The Difficulty of Disclosing a Disability
Seven years later, and I still get nervous when answering the question: “Do you have a disability?”
Seven years of experience, two advanced degrees, state of Pennsylvania Social Work Licensure, a soul filled with passion and empathy, and as soon as I see that question on an application, I begin to shrink, hesitate, and question if I am qualified or “belong at the table.”
Belonging at the table
The irony of this feeling is that at this juncture of my life, I meet all the criteria. I feel like this feeling made sense when I was first starting off in my career. I would question if I deserved or was qualified for positions because of my visual impairment coupled with my lack of work experience.

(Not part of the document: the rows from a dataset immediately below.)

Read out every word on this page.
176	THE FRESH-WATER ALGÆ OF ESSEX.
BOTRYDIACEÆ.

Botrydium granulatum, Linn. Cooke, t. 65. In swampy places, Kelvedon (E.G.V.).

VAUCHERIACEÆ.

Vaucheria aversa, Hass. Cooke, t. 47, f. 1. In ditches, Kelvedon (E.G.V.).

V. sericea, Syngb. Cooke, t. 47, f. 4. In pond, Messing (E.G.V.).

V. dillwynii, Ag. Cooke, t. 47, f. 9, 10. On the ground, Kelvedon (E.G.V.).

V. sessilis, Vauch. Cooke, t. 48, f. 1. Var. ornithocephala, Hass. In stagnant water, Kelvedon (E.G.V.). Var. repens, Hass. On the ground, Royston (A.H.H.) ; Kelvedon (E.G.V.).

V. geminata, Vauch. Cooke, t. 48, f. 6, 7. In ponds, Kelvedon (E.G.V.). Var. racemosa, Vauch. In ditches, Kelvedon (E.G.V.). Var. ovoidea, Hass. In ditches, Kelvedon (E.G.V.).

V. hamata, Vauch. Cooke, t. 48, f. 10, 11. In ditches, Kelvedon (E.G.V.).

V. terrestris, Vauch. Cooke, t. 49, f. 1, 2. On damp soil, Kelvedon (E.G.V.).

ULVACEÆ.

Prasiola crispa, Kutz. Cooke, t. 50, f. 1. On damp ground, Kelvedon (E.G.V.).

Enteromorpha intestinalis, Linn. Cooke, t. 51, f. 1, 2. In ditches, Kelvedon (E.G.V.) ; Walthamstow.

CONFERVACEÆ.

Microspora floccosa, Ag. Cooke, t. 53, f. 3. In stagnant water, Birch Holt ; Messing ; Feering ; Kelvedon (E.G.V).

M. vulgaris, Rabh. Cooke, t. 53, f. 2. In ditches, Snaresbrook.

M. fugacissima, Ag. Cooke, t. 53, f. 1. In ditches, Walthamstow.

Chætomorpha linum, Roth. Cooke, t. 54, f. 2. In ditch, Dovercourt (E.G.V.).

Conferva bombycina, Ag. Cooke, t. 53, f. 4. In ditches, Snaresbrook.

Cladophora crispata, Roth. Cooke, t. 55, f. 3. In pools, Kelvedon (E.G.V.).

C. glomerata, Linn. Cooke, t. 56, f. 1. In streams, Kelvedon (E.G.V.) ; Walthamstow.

To combat this insecurity, I intentionally put a mirror up and hung my degrees in my office. I did this to constantly remind myself of my accomplishments. However, this time was completely different. I literally have everything the position required and preferred; yet, I still wondered if I was qualified. Heavy, right? Let’s unpack this. I think my sense of reluctance is a direct correlation of my lived experiences, as well as a societal bias for people who live with a disability.
Disclosing a visual impairment
For as long as I can remember, whenever I disclosed to someone that I am visually impaired, their first reaction is often “I am sorry to hear that” (as if I lost something) or some weird pity-filled statement that makes me feel really uncomfortable.
I don't pity myself
Meanwhile, in my head, I don’t pity myself; on the contrary, I am usually feeling quite empowered. I thrive in my motto: “if I saw what normal people saw I would do what normal people do." However, I admit that on my not-so-good-days, my head voice sometimes sounds like: "well, the way eye see it isn’t terrible, but there are times that I wish I had better sight so I would not have to depend on people as much."
Society's view on disabilities
It feels to me that society has a narrow perception of people with disabilities. I have had countless encounters with people who unconsciously put me in a box once they learn that I live with a visual impairment.
I can only speak for myself, but at this point in my life, I don’t want to be coddled. I want assistance when needed, accessible accommodations, and equitable treatment. So, why do I still get nervous when asked the question, “Do you have a disability?”.
In my mind, there are two scenarios:
- #1 - The Ideal Way: Wow! This person lives with a disability and is able to navigate through society with reasonable accommodations.
- #2 - The Not-So-Ideal Way: Wow. This person has a disability and is going to be a burden to our agency because we are going to have to provide reasonable accommodations.
Choosing to disclose
I can tell you what I did and always do in the end.
I chose to disclose. Although I can “hide” my disability during an interview thanks to amazing zooming features on my computer, it is important for me that the agency knows upfront about my disability and fosters a welcoming culture. In my opinion, nothing is worse than pretending to be something you are not, because the real you is the best you... at least that’s the way eye see it.